Alpes-Maritimes : Patricia Demas alerte sur la pénurie de postes d’internes en médecine
- Par Valérie Noriega --
- le 4 septembre 2026
La répartition des postes d’internes en médecine suscite l’inquiétude dans les Alpes-Maritimes. Dans un courrier adressé aux ministres de la Santé et de l’Enseignement supérieur, Patricia Demas, sénatrice des Alpes-Maritimes, et Alain Milon, président de la Fédération hospitalière de la région Provence-Alpes-Côte d’Azur (FHP PACA), demandent que davantage de postes soient attribués à la faculté de médecine de Nice.

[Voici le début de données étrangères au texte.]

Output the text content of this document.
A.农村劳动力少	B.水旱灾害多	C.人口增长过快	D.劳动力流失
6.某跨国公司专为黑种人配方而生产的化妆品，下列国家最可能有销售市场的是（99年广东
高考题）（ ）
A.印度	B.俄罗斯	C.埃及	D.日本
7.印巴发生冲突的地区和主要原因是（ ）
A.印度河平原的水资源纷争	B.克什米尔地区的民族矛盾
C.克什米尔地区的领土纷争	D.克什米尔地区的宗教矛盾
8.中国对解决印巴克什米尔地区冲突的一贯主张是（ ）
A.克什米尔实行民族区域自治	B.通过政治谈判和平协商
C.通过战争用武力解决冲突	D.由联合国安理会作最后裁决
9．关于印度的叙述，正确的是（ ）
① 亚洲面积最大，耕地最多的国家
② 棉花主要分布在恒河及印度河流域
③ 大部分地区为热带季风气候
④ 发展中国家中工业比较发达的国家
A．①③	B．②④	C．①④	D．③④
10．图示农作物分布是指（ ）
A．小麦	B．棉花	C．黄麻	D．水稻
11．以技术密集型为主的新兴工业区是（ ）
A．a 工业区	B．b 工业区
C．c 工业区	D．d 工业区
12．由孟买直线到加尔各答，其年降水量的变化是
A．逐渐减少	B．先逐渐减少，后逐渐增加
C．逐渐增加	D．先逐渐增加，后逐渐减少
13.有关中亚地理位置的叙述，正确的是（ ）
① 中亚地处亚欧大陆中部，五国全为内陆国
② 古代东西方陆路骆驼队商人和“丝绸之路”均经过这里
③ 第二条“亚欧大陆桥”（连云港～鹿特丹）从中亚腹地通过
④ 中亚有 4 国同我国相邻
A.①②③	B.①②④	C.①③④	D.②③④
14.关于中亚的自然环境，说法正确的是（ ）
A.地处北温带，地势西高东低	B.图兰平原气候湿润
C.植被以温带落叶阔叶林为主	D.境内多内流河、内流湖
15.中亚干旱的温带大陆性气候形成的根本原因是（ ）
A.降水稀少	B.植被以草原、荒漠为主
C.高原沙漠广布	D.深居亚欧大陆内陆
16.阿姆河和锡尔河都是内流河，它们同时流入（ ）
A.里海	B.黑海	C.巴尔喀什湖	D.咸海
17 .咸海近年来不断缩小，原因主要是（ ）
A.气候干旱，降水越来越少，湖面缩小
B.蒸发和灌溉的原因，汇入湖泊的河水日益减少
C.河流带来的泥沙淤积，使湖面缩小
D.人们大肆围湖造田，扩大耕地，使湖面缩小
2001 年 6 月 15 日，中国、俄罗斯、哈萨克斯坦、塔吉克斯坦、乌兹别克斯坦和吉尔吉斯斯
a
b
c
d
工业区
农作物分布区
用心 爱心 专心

Cette démarche fait suite à l’arrêté gouvernemental pris le 4 août dernier, qui fixe notamment la répartition des postes d’internes pour les prochaines années. Selon la sénatrice, la faculté de Nice demeure « parmi les moins bien dotées de France ».
70 futurs spécialistes contraints de se former ailleurs
Patricia Demas met en avant une conséquence concrète de cette répartition : 70 futurs médecins spécialistes devraient être contraints de partir se former dans une autre région, faute de postes disponibles à Nice. Une situation que la sénatrice juge d’autant plus préoccupante que les besoins en médecins spécialistes augmentent dans les Alpes-Maritimes. Le département fait notamment face à des tensions dans les services d’urgences et à des difficultés d’accès aux soins.
Pour Patricia Demas et Alain Milon, l’enjeu dépasse donc la seule question de la formation des étudiants. Augmenter le nombre de postes d’internes à Nice permettrait aussi de renforcer, à terme, le nombre de médecins spécialistes susceptibles d’exercer dans le département.
Dans leur courrier, les deux responsables demandent ainsi au gouvernement de revoir à la hausse le nombre de postes proposés à la faculté niçoise. La sénatrice des Alpes-Maritimes assure enfin son soutien aux étudiants concernés par cette situation. « Nos futurs soignants peuvent compter sur notre entier soutien », écrit-elle dans son message publié sur les réseaux sociaux.